What is the meaning of this story? The Romantic philosophers, for whom this myth is a key text, suggest that while Orpheus yearns for ideal love, he is ultimately trapped by the impossibility of his dream, claimed by the pragmatic reality of the everyday world. This is called THE ROMANTIC IRONY: The true Romantic never attains—or even deep down never wants to attain—that higher realm that he’s yearning for.
Heloise offers her own interpretation as to why Orpheus looks back at Euridice: “Maybe Euridice asked him to.” It’s a startling insight. It is Euridice, not Orpheus, who seals the lovers’ doom. Let’s consider this in terms of this movie: When Heloise returns Marianne’s gaze, their fates are sealed. Like Orpheus and Euridice, they are fated never to be together. While Marianne loses Heloise, Heloise must live on elsewhere in an arranged and loveless marriage. Both are condemned to an emotional limbo.

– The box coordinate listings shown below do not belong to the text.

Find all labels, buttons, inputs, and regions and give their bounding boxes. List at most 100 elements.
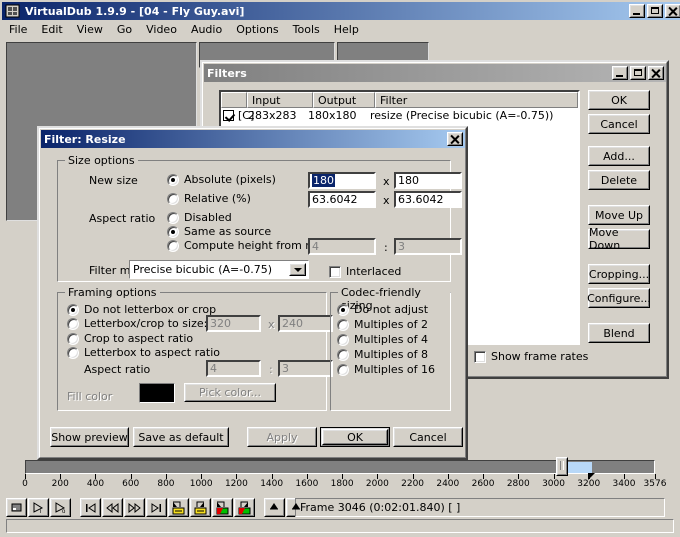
framing-letterbox-aspect-radio[interactable] — [67, 346, 79, 359]
menu-file[interactable]: File — [2, 22, 34, 37]
filters-blend-button[interactable]: Blend — [588, 323, 650, 343]
relative-percent-radio[interactable] — [167, 192, 179, 205]
codec-multiples-2-row[interactable]: Multiples of 2 — [337, 318, 428, 331]
absolute-pixels-radio[interactable] — [167, 173, 179, 186]
codec-multiples-2-radio[interactable] — [337, 318, 349, 331]
timeline-thumb[interactable] — [555, 457, 568, 476]
absolute-pixels-label: Absolute (pixels) — [184, 173, 276, 186]
maximize-button[interactable] — [647, 4, 663, 18]
filters-cancel-button[interactable]: Cancel — [588, 114, 650, 134]
absolute-width-value: 180 — [312, 174, 335, 187]
menu-audio[interactable]: Audio — [184, 22, 229, 37]
relative-width-input[interactable]: 63.6042 — [308, 191, 376, 208]
absolute-pixels-radio-row[interactable]: Absolute (pixels) — [167, 173, 276, 186]
framing-letterbox-aspect-row[interactable]: Letterbox to aspect ratio — [67, 346, 220, 359]
stop-icon[interactable] — [6, 498, 27, 517]
filters-close-button[interactable] — [648, 66, 664, 80]
compute-ratio-den-value: 3 — [398, 240, 405, 253]
interlaced-row[interactable]: Interlaced — [329, 265, 401, 278]
filters-col-input[interactable]: Input — [247, 92, 313, 108]
framing-no-letterbox-radio[interactable] — [67, 303, 79, 316]
codec-multiples-16-row[interactable]: Multiples of 16 — [337, 363, 435, 376]
next-scene-icon[interactable] — [234, 498, 255, 517]
menu-edit[interactable]: Edit — [34, 22, 69, 37]
filters-add-button[interactable]: Add... — [588, 146, 650, 166]
filters-col-filter[interactable]: Filter — [375, 92, 578, 108]
output-playback-icon[interactable]: i — [28, 498, 49, 517]
filters-configure-button[interactable]: Configure... — [587, 288, 651, 308]
filters-configure-label: Configure... — [587, 291, 651, 305]
show-frame-rates-checkbox[interactable] — [474, 350, 486, 363]
codec-multiples-16-radio[interactable] — [337, 363, 349, 376]
filters-move-up-label: Move Up — [594, 208, 644, 222]
input-playback-icon[interactable]: o — [50, 498, 71, 517]
aspect-disabled-radio[interactable] — [167, 211, 179, 224]
close-icon — [651, 69, 661, 78]
mark-in-icon[interactable] — [264, 498, 285, 517]
filters-move-down-button[interactable]: Move Down — [588, 226, 650, 252]
end-icon[interactable] — [146, 498, 167, 517]
minimize-icon — [633, 13, 640, 15]
table-row[interactable]: [C] 283x283 180x180 resize (Precise bicu… — [221, 108, 578, 123]
framing-no-letterbox-row[interactable]: Do not letterbox or crop — [67, 303, 216, 316]
filters-ok-button[interactable]: OK — [588, 90, 650, 110]
codec-multiples-4-row[interactable]: Multiples of 4 — [337, 333, 428, 346]
save-as-default-button[interactable]: Save as default — [133, 427, 229, 447]
minimize-button[interactable] — [629, 4, 645, 18]
compute-ratio-num-input: 4 — [308, 238, 376, 255]
filters-title-text: Filters — [207, 66, 247, 80]
framing-letterbox-size-row[interactable]: Letterbox/crop to size: — [67, 317, 207, 330]
relative-height-input[interactable]: 63.6042 — [394, 191, 462, 208]
relative-percent-radio-row[interactable]: Relative (%) — [167, 192, 251, 205]
menu-video[interactable]: Video — [139, 22, 184, 37]
filters-col-enable[interactable] — [221, 92, 247, 108]
timeline-tick-label: 2200 — [401, 479, 425, 489]
aspect-same-as-source-radio[interactable] — [167, 225, 179, 238]
aspect-disabled-radio-row[interactable]: Disabled — [167, 211, 232, 224]
filter-mode-combo[interactable]: Precise bicubic (A=-0.75) — [129, 260, 309, 279]
interlaced-checkbox[interactable] — [329, 265, 341, 278]
fill-color-swatch[interactable] — [139, 383, 175, 403]
filters-cropping-button[interactable]: Cropping... — [588, 264, 650, 284]
menu-tools[interactable]: Tools — [286, 22, 327, 37]
framing-crop-aspect-row[interactable]: Crop to aspect ratio — [67, 332, 193, 345]
codec-multiples-4-radio[interactable] — [337, 333, 349, 346]
filter-enabled-checkbox[interactable] — [223, 110, 234, 121]
fast-forward-icon[interactable] — [124, 498, 145, 517]
filter-output-cell: 180x180 — [308, 109, 357, 122]
aspect-same-as-source-radio-row[interactable]: Same as source — [167, 225, 271, 238]
relative-percent-label: Relative (%) — [184, 192, 251, 205]
menu-help[interactable]: Help — [327, 22, 366, 37]
prev-scene-icon[interactable] — [212, 498, 233, 517]
menu-options[interactable]: Options — [229, 22, 285, 37]
menu-go[interactable]: Go — [110, 22, 139, 37]
rewind-icon[interactable] — [102, 498, 123, 517]
prev-keyframe-icon[interactable] — [168, 498, 189, 517]
close-button[interactable] — [665, 4, 680, 18]
filters-col-output[interactable]: Output — [313, 92, 375, 108]
filters-maximize-button[interactable] — [630, 66, 646, 80]
menu-view[interactable]: View — [70, 22, 110, 37]
start-icon[interactable] — [80, 498, 101, 517]
absolute-height-input[interactable]: 180 — [394, 172, 462, 189]
filters-minimize-button[interactable] — [612, 66, 628, 80]
aspect-compute-height-radio[interactable] — [167, 239, 179, 252]
codec-multiples-8-radio[interactable] — [337, 348, 349, 361]
absolute-width-input[interactable]: 180 — [308, 172, 376, 189]
resize-cancel-button[interactable]: Cancel — [393, 427, 463, 447]
resize-close-button[interactable] — [447, 132, 463, 146]
framing-letterbox-size-radio[interactable] — [67, 317, 79, 330]
filters-ok-label: OK — [611, 93, 627, 107]
codec-do-not-adjust-row[interactable]: Do not adjust — [337, 303, 428, 316]
filters-delete-button[interactable]: Delete — [588, 170, 650, 190]
codec-multiples-8-row[interactable]: Multiples of 8 — [337, 348, 428, 361]
codec-do-not-adjust-radio[interactable] — [337, 303, 349, 316]
framing-crop-aspect-radio[interactable] — [67, 332, 79, 345]
show-frame-rates-row[interactable]: Show frame rates — [474, 350, 588, 363]
chevron-down-icon[interactable] — [289, 263, 306, 276]
show-preview-button[interactable]: Show preview — [50, 427, 129, 447]
letterbox-width-input: 320 — [206, 315, 261, 332]
next-keyframe-icon[interactable] — [190, 498, 211, 517]
resize-ok-button[interactable]: OK — [320, 427, 390, 447]
filters-move-up-button[interactable]: Move Up — [588, 205, 650, 225]
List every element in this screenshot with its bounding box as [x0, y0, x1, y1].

This brings the film to a beautiful, yet tragic conclusion.
So far so good.
But I have a problem with all of this. It involves the music on the soundtrack. Early in the story, Heloise tentatively pick out a few notes of a melody on the piano. This is music, she says, that burns in her memory, something she had heard once before. And it is this music that wells up on the soundtrack—the only moment in the film when orchestral music is heard— during the final scene in an opera house as Heloise, now a married mother, looks back, in effect, and laments the lost love for the absent Marianne. We might expect this music of memory to be the most famous music ever composed to evoke the Orpheus myth—Gluck’s “Dance of the Furies” from his opera, Orfeo and Eurydice. But instead, to my shock and disappointment, what we hear instead is the “Summer” section of Vivaldi’s The Seasons! While this music in its violence bears a fleeting resemblance to the Gluck, it is not the Gluck. Director Celine Sciamma must have her reasons for this unfortunate substitution, but for the likes of me, it seems that she is evading the core myth she has been at such pains to create.
Now, go ahead and blame me for committing the cardinal sin of movie criticism—rewriting the movie.